The Experimentalists is a collective biography, capturing the life and times of the British experimental writers of the swinging 1960s. A decade of research, including as-yet unopened archives and interviews with the writers' colleagues, is brought together to produce a comprehensive history of this ill-starred group of renegade writers. Whether the bolshie B.S. Johnson, the globetrotting Ann Quin, the cerebral Christine Brooke-Rose, or the omnipresent Anthony Burgess, these writers each brought their own unique contributions to literature at a time uniquely open to their iconoclastic message. The journey connects historical moments from Bletchley Park, to Paris May '68, to terrorist groups of the 1970s. A tale of love, loss, friendship and a shared vision, this book is a fascinating insight into a bold, provocative and influential group of writers whose collective story has gone untold, until now.

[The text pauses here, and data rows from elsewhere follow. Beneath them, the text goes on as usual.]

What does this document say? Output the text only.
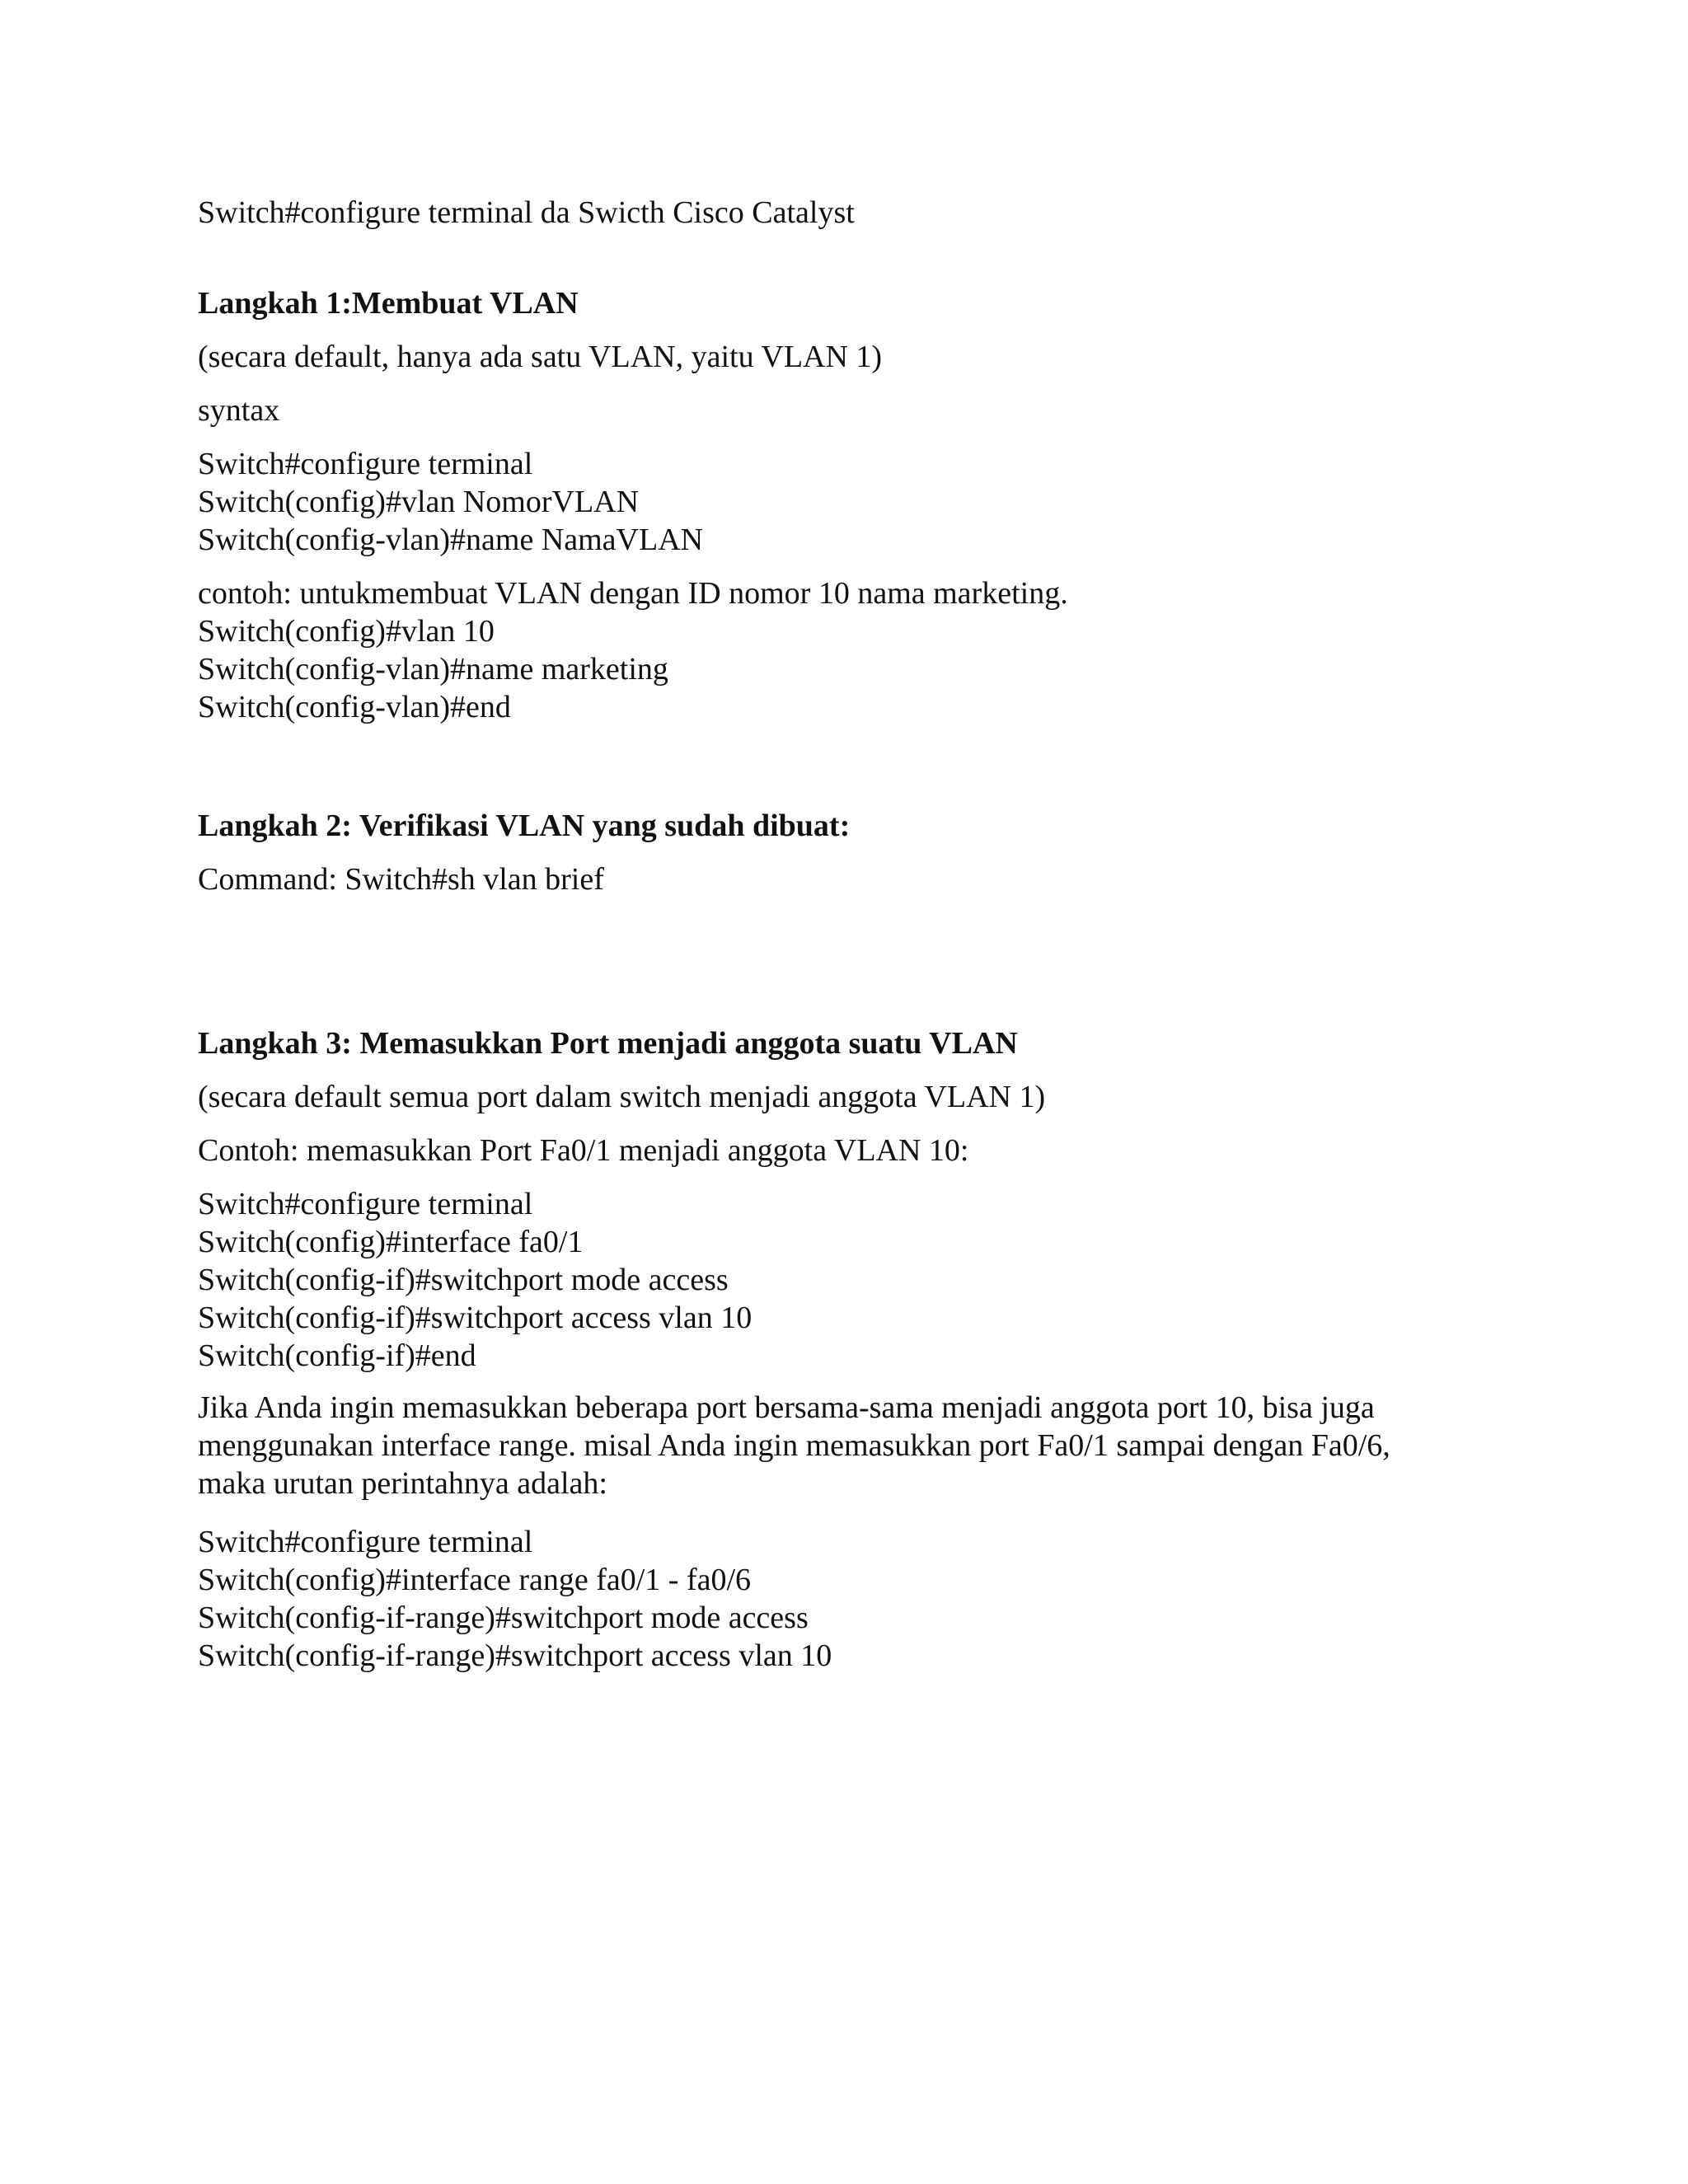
Switch#configure terminal da Swicth Cisco Catalyst
Langkah 1:Membuat VLAN
(secara default, hanya ada satu VLAN, yaitu VLAN 1)
syntax
Switch#configure terminal
Switch(config)#vlan NomorVLAN
Switch(config-vlan)#name NamaVLAN
contoh: untukmembuat VLAN dengan ID nomor 10 nama marketing.
Switch(config)#vlan 10
Switch(config-vlan)#name marketing
Switch(config-vlan)#end
Langkah 2: Verifikasi VLAN yang sudah dibuat:
Command: Switch#sh vlan brief
Langkah 3: Memasukkan Port menjadi anggota suatu VLAN
(secara default semua port dalam switch menjadi anggota VLAN 1)
Contoh: memasukkan Port Fa0/1 menjadi anggota VLAN 10:
Switch#configure terminal
Switch(config)#interface fa0/1
Switch(config-if)#switchport mode access
Switch(config-if)#switchport access vlan 10
Switch(config-if)#end
Jika Anda ingin memasukkan beberapa port bersama-sama menjadi anggota port 10, bisa juga
menggunakan interface range. misal Anda ingin memasukkan port Fa0/1 sampai dengan Fa0/6,
maka urutan perintahnya adalah:
Switch#configure terminal
Switch(config)#interface range fa0/1 - fa0/6
Switch(config-if-range)#switchport mode access
Switch(config-if-range)#switchport access vlan 10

Literature, Politics and Culture in Postwar Britain

Literature, Politics and Culture in Postwar Britain PDF

Author: Alan Sinfield

Publisher: Bloomsbury Publishing

Published: 2007-03-15

Total Pages: 436

ISBN-13: 1441179135

DOWNLOAD EBOOK →

Literature, Politics and Culture in Postwar Britain is a landmark work in contemporary literary and cultural analysis. It offers a provocative and brilliant account of political change since 1945 and how such change shaped the cultural output of our time. It also looks at how and when literature intersects with other cultural forms - including jazz and rock music, television, journalism, commercial and "mass" cultures - and the growth of American cultural dominance. This edition includes a new foreword by the author.

Assembling Flann O'Brien

Assembling Flann O'Brien PDF

Author: Maebh Long

Publisher: A&C Black

Published: 2014-01-02

Total Pages: 278

ISBN-13: 1441113355

DOWNLOAD EBOOK →

Flann O'Brien - also known as Brian O'Nolan or Myles na gCopaleen - is now widely recognised as one of the foremost of Ireland's modern authors. Assembling Flann O'Brien explores the author's innovative and experimental work by reading him in relation to some of the 20th century's most important theorists, including Derrida, Agamben, Freud, Lacan and Žižek. Assembling Flann O'Brien offers a detailed study of O'Brien's five major novels – including At Swim-Two-Birds and The Third Policeman – as well as his plays, short stories, journalistic output and unpublished archival material. The book presents new theoretical perspectives on his works, exploring his compelling engagements with questions of the proper name, the archive, law, and desire, and the problems of identity, language, sexuality and censorship which acutely troubled Ireland's new state. Combining a wide range of contemporary theory with a sensitivity to the cultural and political context in which the author wrote, Maebh Long opens up entirely new aspects of Flann O'Brien's writings, and explores the ingenious and the problematic within his oeuvre.